Itinérance : l’ultime exclusion

Au Québec comme ailleurs, le visage de l’itinérance change et le phénomène s’étend maintenant aux banlieues, aux régions. De plus en plus de jeunes, d’immigrants, d’autochtones et de femmes vivent dans la rue. D’un point de vue social, l’itinérance en général, et celle des femmes en particulier, représente la somme de toutes les exclusions; elle constitue, en fait, l’ultime exclusion. Les femmes adoptent une multitude de stratégies leur permettant d’éviter la rue, d’être identifiées et de porter le stigmate d’itinérance. Ce faisant, elles voguent d’amie en amie, acceptent des situations d’abus et de violence ou tolèrent de vivre dans des endroits instables et dangereux pour éviter la rue. Ce maintien dans les zones floues entre itinérance, pauvreté et précarité est peu visible dans la rue, ces femmes se fondant dans la masse. Selon des études récentes, les femmes constitueraient le groupe de personnes itinérantes dont l’augmentation a été la plus importante au cours des dernières années.

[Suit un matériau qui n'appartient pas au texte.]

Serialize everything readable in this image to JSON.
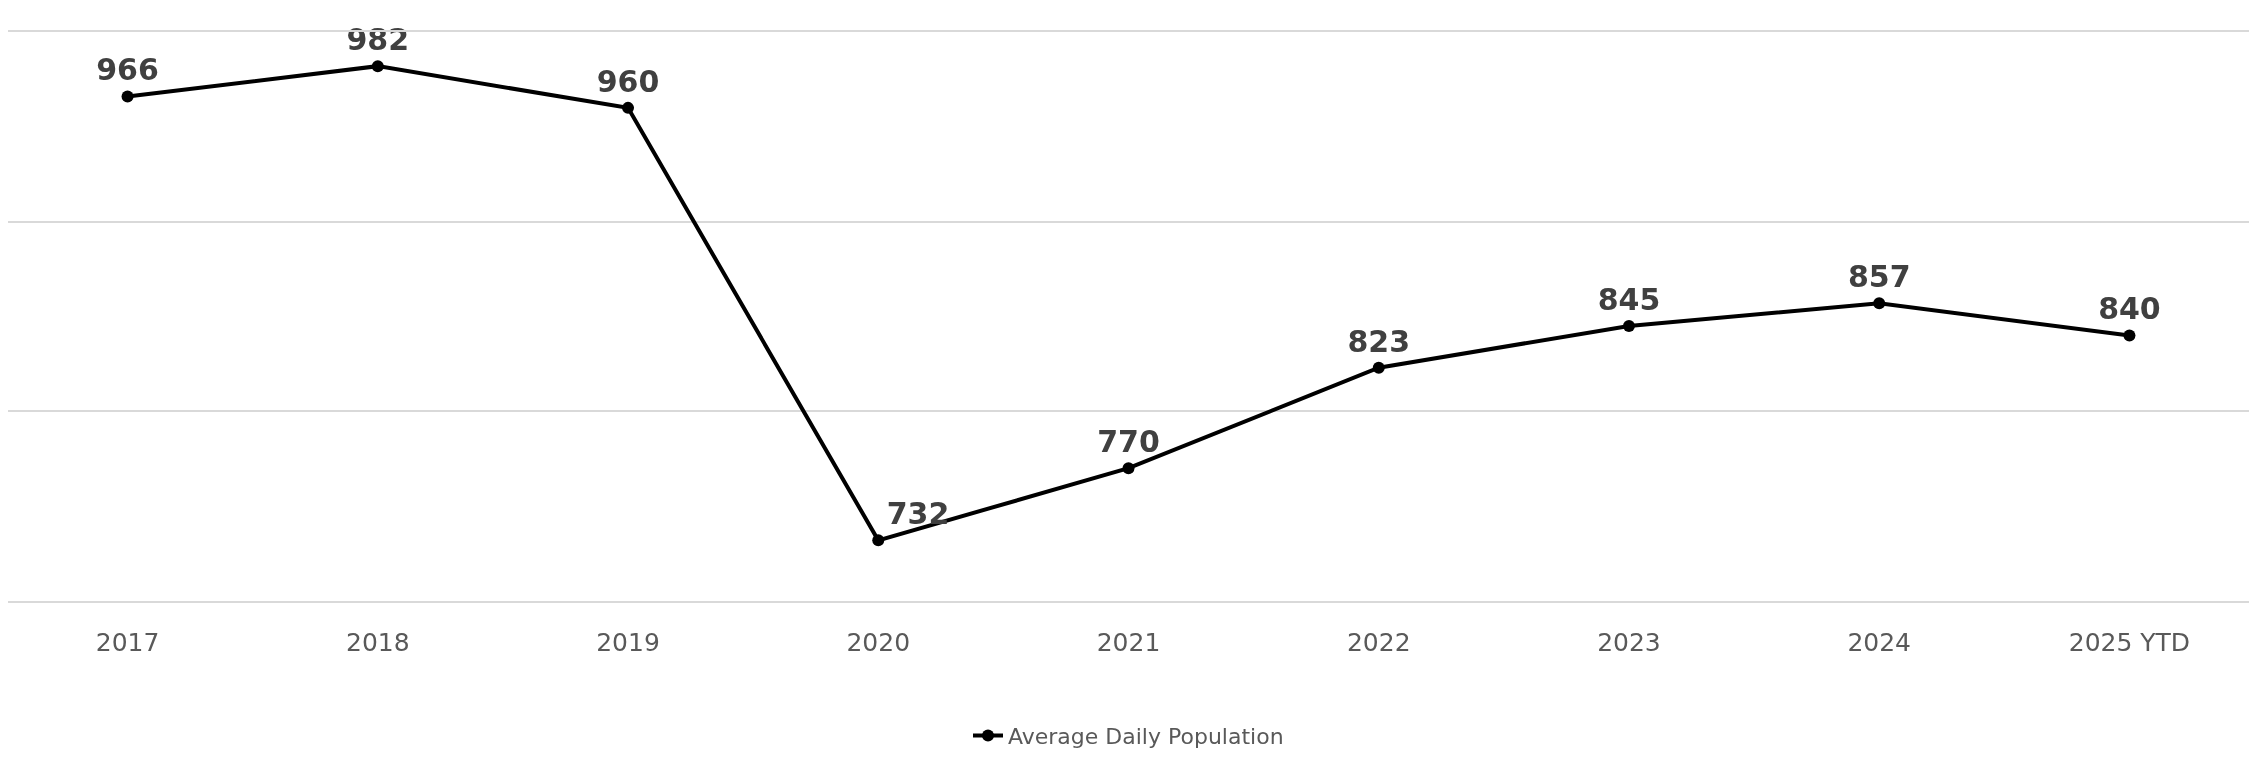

Tisser des liens, réapprendre à faire confiance aux autres, à se faire confiance. Voilà le premier pas. Au sein de plusieurs organismes, dans les CLSC, plusieurs intervenantes, dont des travailleuses sociales, reçoivent et rencontrent ces femmes, souvent dans la rue. Elles ne les jugent pas, les acceptent comme elles sont, où elles sont. Le premier pas consiste à établir un premier contact, à créer un lien de confiance et à les accompagner dans un processus de réinsertion sociale, en respectant leur rythme et selon leurs aspirations. Faire un pas… pour reprendre espoir, retrouver sa dignité.